The good, the bad, and the etc.

It's been a while since I've blogged, and it's not because things aren't happening, but because it's hard to find the time.

Katherine is getting more and more active. Of course she's sleeping less during the day, which is to be expected, but for the past few weeks she has also made me regret all those times I've raved about her nighttime sleep habits without knocking on wood.

It's unpredictable; that's always been my undoing.

Predictability, as far as I'm concerned, is an asset that trumps all others. It can be something predictably awful, like burning your hand on the stove every single day at 1:29 p.m., or something predictably neutral, like dinner at 6:12 every night. As long as it can be counted upon to happen, I adapt. But little K's tendency to keep us guessing is taking some getting used to.

We took the kids to see Santa on Saturday, and Alex was shy but determined to tell him that we will be at Nana's house this year (so he won't miss us). Santa promised to be there. Alex grilled me afterward about whether or not that was the REAL Santa, and told me it's a good thing I'm not Santa, because I'd get really tired of landing on all those rooftops in one night. (My trademark laziness is lost on no one.)

I think he's already questioning the logistics.

Katherine went willingly to the old man (who looked especially old this year, bless him) and touched his beard and graced him with one of her big gummy smiles. The girl tasked with making easily distracted kids smile with her jingly reindeer puppet said, "She's, like, the best baby ever!" which, while obviously little more than teenage hyperbole, warms a mama's heart.
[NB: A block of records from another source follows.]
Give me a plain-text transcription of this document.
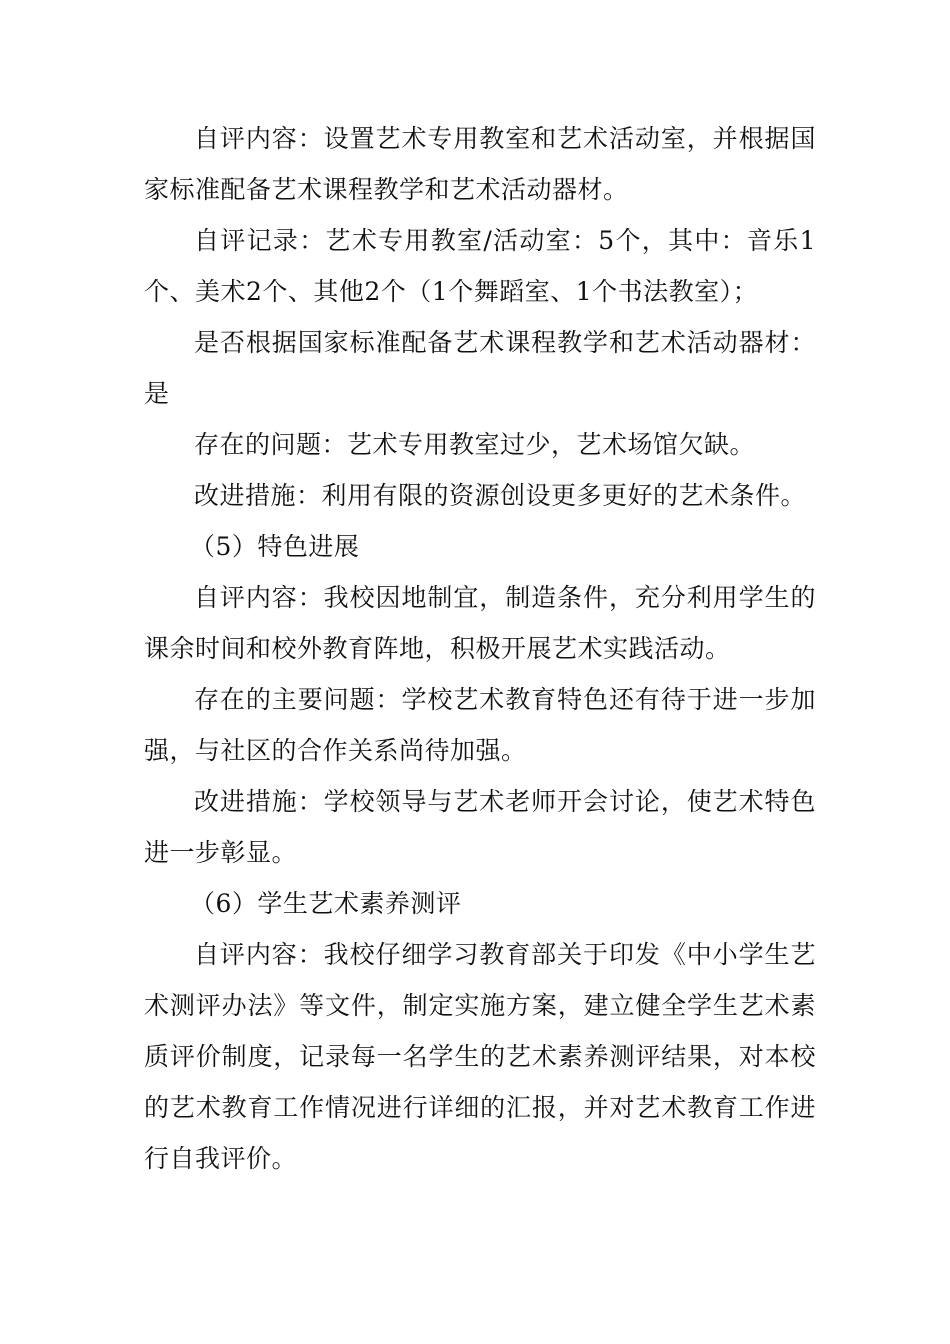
自评内容：设置艺术专用教室和艺术活动室，并根据国家标准配备艺术课程教学和艺术活动器材。

自评记录：艺术专用教室/活动室：5个，其中：音乐1个、美术2个、其他2个（1个舞蹈室、1个书法教室）；

是否根据国家标准配备艺术课程教学和艺术活动器材：是

存在的问题：艺术专用教室过少，艺术场馆欠缺。

改进措施：利用有限的资源创设更多更好的艺术条件。

（5）特色进展

自评内容：我校因地制宜，制造条件，充分利用学生的课余时间和校外教育阵地，积极开展艺术实践活动。

存在的主要问题：学校艺术教育特色还有待于进一步加强，与社区的合作关系尚待加强。

改进措施：学校领导与艺术老师开会讨论，使艺术特色进一步彰显。

（6）学生艺术素养测评

自评内容：我校仔细学习教育部关于印发《中小学生艺术测评办法》等文件，制定实施方案，建立健全学生艺术素质评价制度，记录每一名学生的艺术素养测评结果，对本校的艺术教育工作情况进行详细的汇报，并对艺术教育工作进行自我评价。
This was before Katherine spat up all over me and her beautiful green satin dress and the bench and the floor while we sat in the middle of the mall waiting for Alex and Steven to come out of Game Stop.

She knows how to charm a stranger, that one. She's a magnet for all those baby lovers, smiling and cooing and flirting her little heart out, so much so that I've had two creepy offers by old men to PURCHASE her and one slightly less creepy declaration by a sweet-looking elderly lady: "Just give me a chunk of her, that's all I need!"

It looks creepier in writing.

Things aren't quite all sunshine and gummy smiles and roses these days, but that's life. Which is what I told Alex tonight, when he despaired all kinds of out of proportion about the fact that Scooby-Doo Camp Scare had to go back to Red Box before he'd finished watching it. I don't know if he bought it any more than any of us do, when it comes down to those day-to-day disappointments that make up so much of life. But we learn to live with them without tears and melodrama, and he will, too. He's just (relatively) new.

Stress is, of late, like a hitchhiker I've picked up and can't shake out of my car, even after we've passed the exit he claimed he was looking for. I'm thinking of stopping at the nearest rest stop and booting him out and speeding away in a cloud of dust. I'm not the best analogy maker, but it's Sunday night and I'm tired.

Source of stress? I think it's Christmas. And not having the energy to do all the things I know I should do. It's being displeased with so many aspects of myself, and the ways in which I believe I'm falling short, and questioning even the things I think I'm doing right, like helping to raise smart, grateful, sensitive, empathetic kids who say (or will say) please and thank you without being reminded and hug me spontaneously and unselfconsciously.

It's, in a word, life. Good and bad and up and down and sometimes just there. But it's a package deal, and I do realize how blessed I am. How could I not be, with a husband who makes me giggle and snort like an intoxicated college girl, a little boy who tells me I can always call him my baby (as long as I don't tell Daddy), and a baby girl whose fast-evolving personality is in equal parts disarming, charming, and familiar? And, of course, dogs who curl up together on their new puffy bed like the remaining two puppies in an adoption-dwindling litter.

And friends who make me laugh and keep me sane. Eager and adept baby-holders, devoted Alex appreciators, bad-reality-show sharers, bravers of cold weather for the wonders of girltalk. I love them all.